### В рамках исследования были рассмотрены Clickhouse и Vertica.

### Запуск

In [None]:
!docker-compose up -d

In [None]:
!export PYTHONPATH="${PYTHONPATH}:${PWD}/../.."

#### Загрузка тестовых данных в Clickhouse

In [1]:
from multiprocessing import Pool

import tqdm as tqdm
from clickhouse_driver import Client

from utils.fake_data_gen import Row, generate_fake_data
from config import CLICKHOUSE_HOST, NUMBER_OF_BATCHES, UPLOAD_BATCH_SIZE

client = Client(CLICKHOUSE_HOST)


def upload_batch(batch):
    columns = ', '.join(Row._fields)
    client.execute(
        f'INSERT INTO views ({columns}) VALUES',
        batch
    )

In [2]:
test_data = generate_fake_data(UPLOAD_BATCH_SIZE, NUMBER_OF_BATCHES)

with Pool() as pool:
    r = list(tqdm.tqdm(
        pool.imap(upload_batch, test_data),
        total=NUMBER_OF_BATCHES
    ))

100%|██████████| 1000/1000 [02:10<00:00,  7.65it/s]

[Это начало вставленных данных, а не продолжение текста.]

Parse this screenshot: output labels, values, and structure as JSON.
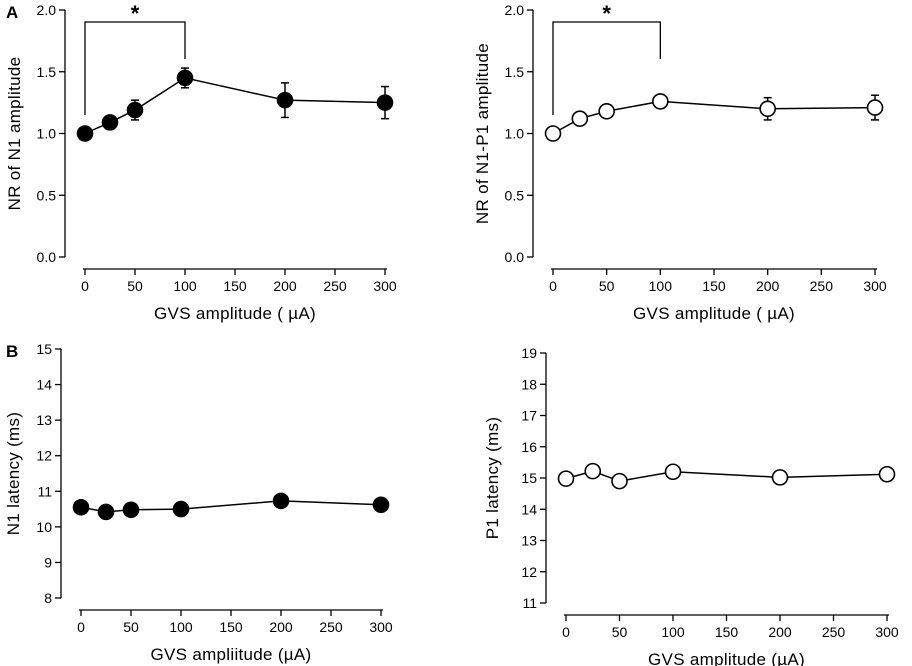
{
  "figure": {
    "panel_a_label": "A",
    "panel_b_label": "B"
  },
  "colors": {
    "ink": "#000000",
    "filled_marker": "#000000",
    "open_marker": "#ffffff"
  },
  "chart_data": [
    {
      "id": "n1-amplitude",
      "type": "line",
      "panel": "A",
      "marker": "filled",
      "xlabel": "GVS amplitude ( µA)",
      "ylabel": "NR of N1 amplitude",
      "xlim": [
        0,
        300
      ],
      "ylim": [
        0.0,
        2.0
      ],
      "xticks": [
        "0",
        "50",
        "100",
        "150",
        "200",
        "250",
        "300"
      ],
      "yticks": [
        "0.0",
        "0.5",
        "1.0",
        "1.5",
        "2.0"
      ],
      "series": [
        {
          "name": "N1",
          "x": [
            0,
            25,
            50,
            100,
            200,
            300
          ],
          "y": [
            1.0,
            1.09,
            1.19,
            1.45,
            1.27,
            1.25
          ],
          "err": [
            0.0,
            0.05,
            0.08,
            0.08,
            0.14,
            0.13
          ]
        }
      ],
      "annotation": {
        "text": "*",
        "from_x": 0,
        "to_x": 100
      }
    },
    {
      "id": "n1p1-amplitude",
      "type": "line",
      "panel": "A",
      "marker": "open",
      "xlabel": "GVS amplitude ( µA)",
      "ylabel": "NR of N1-P1 amplitude",
      "xlim": [
        0,
        300
      ],
      "ylim": [
        0.0,
        2.0
      ],
      "xticks": [
        "0",
        "50",
        "100",
        "150",
        "200",
        "250",
        "300"
      ],
      "yticks": [
        "0.0",
        "0.5",
        "1.0",
        "1.5",
        "2.0"
      ],
      "series": [
        {
          "name": "N1-P1",
          "x": [
            0,
            25,
            50,
            100,
            200,
            300
          ],
          "y": [
            1.0,
            1.12,
            1.18,
            1.26,
            1.2,
            1.21
          ],
          "err": [
            0.0,
            0.05,
            0.05,
            0.05,
            0.09,
            0.1
          ]
        }
      ],
      "annotation": {
        "text": "*",
        "from_x": 0,
        "to_x": 100
      }
    },
    {
      "id": "n1-latency",
      "type": "line",
      "panel": "B",
      "marker": "filled",
      "xlabel": "GVS ampliitude (µA)",
      "ylabel": "N1 latency (ms)",
      "xlim": [
        0,
        300
      ],
      "ylim": [
        8,
        15
      ],
      "xticks": [
        "0",
        "50",
        "100",
        "150",
        "200",
        "250",
        "300"
      ],
      "yticks": [
        "8",
        "9",
        "10",
        "11",
        "12",
        "13",
        "14",
        "15"
      ],
      "series": [
        {
          "name": "N1 latency",
          "x": [
            0,
            25,
            50,
            100,
            200,
            300
          ],
          "y": [
            10.55,
            10.42,
            10.48,
            10.5,
            10.73,
            10.62
          ],
          "err": [
            0.0,
            0.0,
            0.0,
            0.0,
            0.12,
            0.1
          ]
        }
      ]
    },
    {
      "id": "p1-latency",
      "type": "line",
      "panel": "B",
      "marker": "open",
      "xlabel": "GVS amplitude (µA)",
      "ylabel": "P1 latency (ms)",
      "xlim": [
        0,
        300
      ],
      "ylim": [
        11,
        19
      ],
      "xticks": [
        "0",
        "50",
        "100",
        "150",
        "200",
        "250",
        "300"
      ],
      "yticks": [
        "11",
        "12",
        "13",
        "14",
        "15",
        "16",
        "17",
        "18",
        "19"
      ],
      "series": [
        {
          "name": "P1 latency",
          "x": [
            0,
            25,
            50,
            100,
            200,
            300
          ],
          "y": [
            14.98,
            15.22,
            14.9,
            15.2,
            15.02,
            15.12
          ],
          "err": [
            0.12,
            0.18,
            0.15,
            0.15,
            0.15,
            0.18
          ]
        }
      ]
    }
  ]
}
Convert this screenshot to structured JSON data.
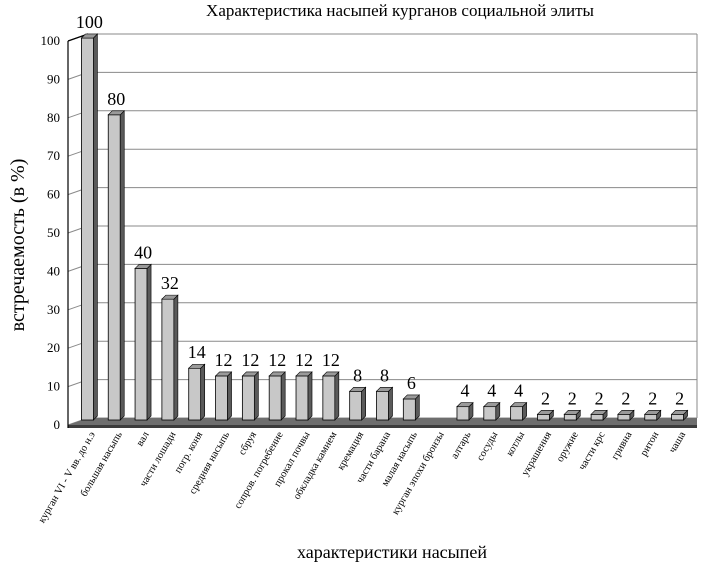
{
  "chart_data": {
    "type": "bar",
    "title": "Характеристика насыпей курганов социальной элиты",
    "xlabel": "характеристики насыпей",
    "ylabel": "встречаемость (в %)",
    "ylim": [
      0,
      100
    ],
    "yticks": [
      "0",
      "10",
      "20",
      "30",
      "40",
      "50",
      "60",
      "70",
      "80",
      "90",
      "100"
    ],
    "grid": true,
    "legend": "none",
    "categories": [
      "курган VI - V вв. до н.э",
      "большая насыпь",
      "вал",
      "части лошади",
      "погр. коня",
      "средняя насыпь",
      "сбруя",
      "сопров. погребение",
      "прокал почвы",
      "обкладка камнем",
      "кремация",
      "части барана",
      "малая насыпь",
      "курган эпохи бронзы",
      "алтарь",
      "сосуды",
      "котлы",
      "украшения",
      "оружие",
      "части крс",
      "гривна",
      "ритон",
      "чаша"
    ],
    "values": [
      100,
      80,
      40,
      32,
      14,
      12,
      12,
      12,
      12,
      12,
      8,
      8,
      6,
      0,
      4,
      4,
      4,
      2,
      2,
      2,
      2,
      2,
      2
    ],
    "data_labels": [
      "100",
      "80",
      "40",
      "32",
      "14",
      "12",
      "12",
      "12",
      "12",
      "12",
      "8",
      "8",
      "6",
      "",
      "4",
      "4",
      "4",
      "2",
      "2",
      "2",
      "2",
      "2",
      "2"
    ],
    "colors": {
      "bar_front": "#c8c8c8",
      "bar_side": "#5a5a5a",
      "bar_top": "#9a9a9a",
      "floor": "#6e6e6e",
      "floor_dark": "#3c3c3c",
      "wall": "#ffffff"
    }
  }
}
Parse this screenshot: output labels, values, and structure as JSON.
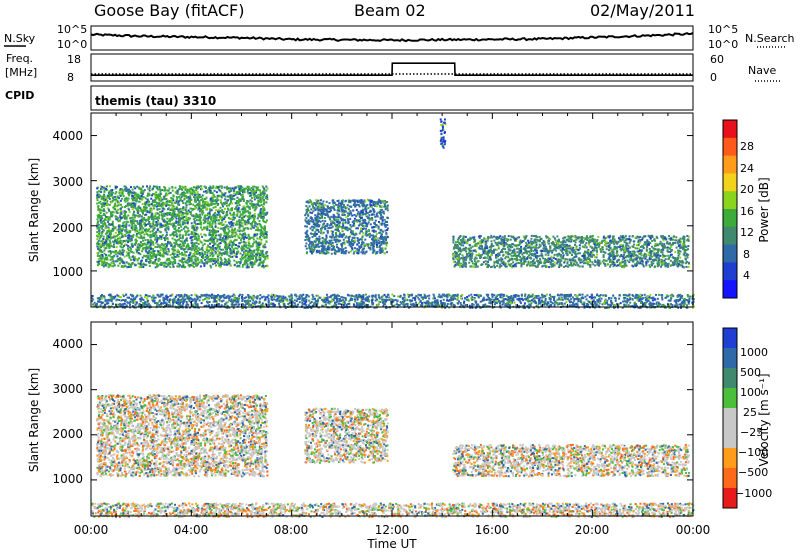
{
  "header": {
    "station": "Goose Bay (fitACF)",
    "beam": "Beam 02",
    "date": "02/May/2011"
  },
  "side_labels": {
    "nsky": "N.Sky",
    "nsearch": "N.Search",
    "freq_line1": "Freq.",
    "freq_line2": "[MHz]",
    "nave": "Nave",
    "cpid": "CPID"
  },
  "cpid_text": "themis (tau) 3310",
  "noise_panel": {
    "left_ticks": [
      "10^5",
      "10^0"
    ],
    "right_ticks": [
      "10^5",
      "10^0"
    ]
  },
  "freq_panel": {
    "left_ticks": [
      "18",
      "8"
    ],
    "right_ticks": [
      "60",
      "0"
    ]
  },
  "x_axis": {
    "label": "Time UT",
    "ticks": [
      "00:00",
      "04:00",
      "08:00",
      "12:00",
      "16:00",
      "20:00",
      "00:00"
    ]
  },
  "power_panel": {
    "ylabel": "Slant Range [km]",
    "yticks": [
      "4000",
      "3000",
      "2000",
      "1000"
    ],
    "colorbar_label": "Power [dB]",
    "colorbar_ticks": [
      "28",
      "24",
      "20",
      "16",
      "12",
      "8",
      "4"
    ],
    "colorbar_colors": [
      "#e8101b",
      "#ff5a1a",
      "#ff9d1a",
      "#f2d21c",
      "#8bd41e",
      "#3cab3a",
      "#3f8a6e",
      "#2f6aa8",
      "#1e3fd2",
      "#1414ff"
    ]
  },
  "velocity_panel": {
    "ylabel": "Slant Range [km]",
    "yticks": [
      "4000",
      "3000",
      "2000",
      "1000"
    ],
    "colorbar_label": "Velocity [m s⁻¹]",
    "colorbar_ticks": [
      "1000",
      "500",
      "100",
      "25",
      "−25",
      "−100",
      "−500",
      "−1000"
    ],
    "colorbar_colors": [
      "#1e3fd2",
      "#2f6aa8",
      "#3f8a6e",
      "#4cbf3a",
      "#c8c8c8",
      "#c8c8c8",
      "#ff9d1a",
      "#ff6a1a",
      "#e81b1b"
    ]
  },
  "chart_data": [
    {
      "type": "line",
      "title": "N.Sky / N.Search",
      "x_unit": "hours UT",
      "x": [
        0,
        2,
        4,
        6,
        8,
        10,
        12,
        14,
        16,
        18,
        20,
        22,
        24
      ],
      "series": [
        {
          "name": "N.Sky",
          "values": [
            3.6,
            3.2,
            3.0,
            2.8,
            2.4,
            2.3,
            2.2,
            2.3,
            2.4,
            2.5,
            2.9,
            3.3,
            3.8
          ]
        }
      ]
    },
    {
      "type": "line",
      "title": "Freq. / Nave",
      "x_unit": "hours UT",
      "x": [
        0,
        12,
        12.01,
        14.5,
        14.51,
        24
      ],
      "series": [
        {
          "name": "Freq.",
          "values": [
            10,
            10,
            15,
            15,
            10,
            10
          ]
        }
      ]
    },
    {
      "type": "heatmap",
      "title": "Power [dB]",
      "xlabel": "Time UT",
      "ylabel": "Slant Range [km]",
      "xlim": [
        0,
        24
      ],
      "ylim": [
        200,
        4500
      ],
      "regions": [
        {
          "t_start": 0.2,
          "t_end": 7.0,
          "range_start": 1100,
          "range_end": 2900,
          "level_dB": 14
        },
        {
          "t_start": 8.5,
          "t_end": 11.8,
          "range_start": 1400,
          "range_end": 2600,
          "level_dB": 8
        },
        {
          "t_start": 14.4,
          "t_end": 23.8,
          "range_start": 1100,
          "range_end": 1800,
          "level_dB": 12
        },
        {
          "t_start": 0.0,
          "t_end": 24.0,
          "range_start": 200,
          "range_end": 500,
          "level_dB": 10
        },
        {
          "t_start": 13.9,
          "t_end": 14.1,
          "range_start": 3700,
          "range_end": 4400,
          "level_dB": 6
        }
      ]
    },
    {
      "type": "heatmap",
      "title": "Velocity [m s⁻¹]",
      "xlabel": "Time UT",
      "ylabel": "Slant Range [km]",
      "xlim": [
        0,
        24
      ],
      "ylim": [
        200,
        4500
      ],
      "regions": [
        {
          "t_start": 0.2,
          "t_end": 7.0,
          "range_start": 1100,
          "range_end": 2900,
          "velocity": 0
        },
        {
          "t_start": 8.5,
          "t_end": 11.8,
          "range_start": 1400,
          "range_end": 2600,
          "velocity": 0
        },
        {
          "t_start": 14.4,
          "t_end": 23.8,
          "range_start": 1100,
          "range_end": 1800,
          "velocity": 0
        },
        {
          "t_start": 0.0,
          "t_end": 24.0,
          "range_start": 200,
          "range_end": 500,
          "velocity": -100
        }
      ]
    }
  ]
}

#### Загрузка тестовых данных в Vertica

In [3]:
from multiprocessing import Pool

import tqdm
import vertica_python

from utils.fake_data_gen import Row, generate_fake_data
from config import NUMBER_OF_BATCHES, UPLOAD_BATCH_SIZE, VERTICA_CONNECTION_PARAMS


def upload_batch(batch):
    with vertica_python.connect(**VERTICA_CONNECTION_PARAMS) as connection:
        columns = ', '.join(Row._fields)
        placeholders = ', '.join(['%s'] * len(Row._fields))
        cursor = connection.cursor()
        cursor.executemany(
            f'INSERT INTO views ({columns}) VALUES ({placeholders})',
            batch
        )

In [4]:
test_data = generate_fake_data(UPLOAD_BATCH_SIZE, NUMBER_OF_BATCHES)
with Pool() as pool:
    r = list(tqdm.tqdm(
        pool.imap(upload_batch, test_data),
        total=NUMBER_OF_BATCHES
    ))

<generator object generate_fake_data.<locals>.<genexpr> at 0x7f561c320580>


100%|██████████| 1000/1000 [05:31<00:00,  3.02it/s]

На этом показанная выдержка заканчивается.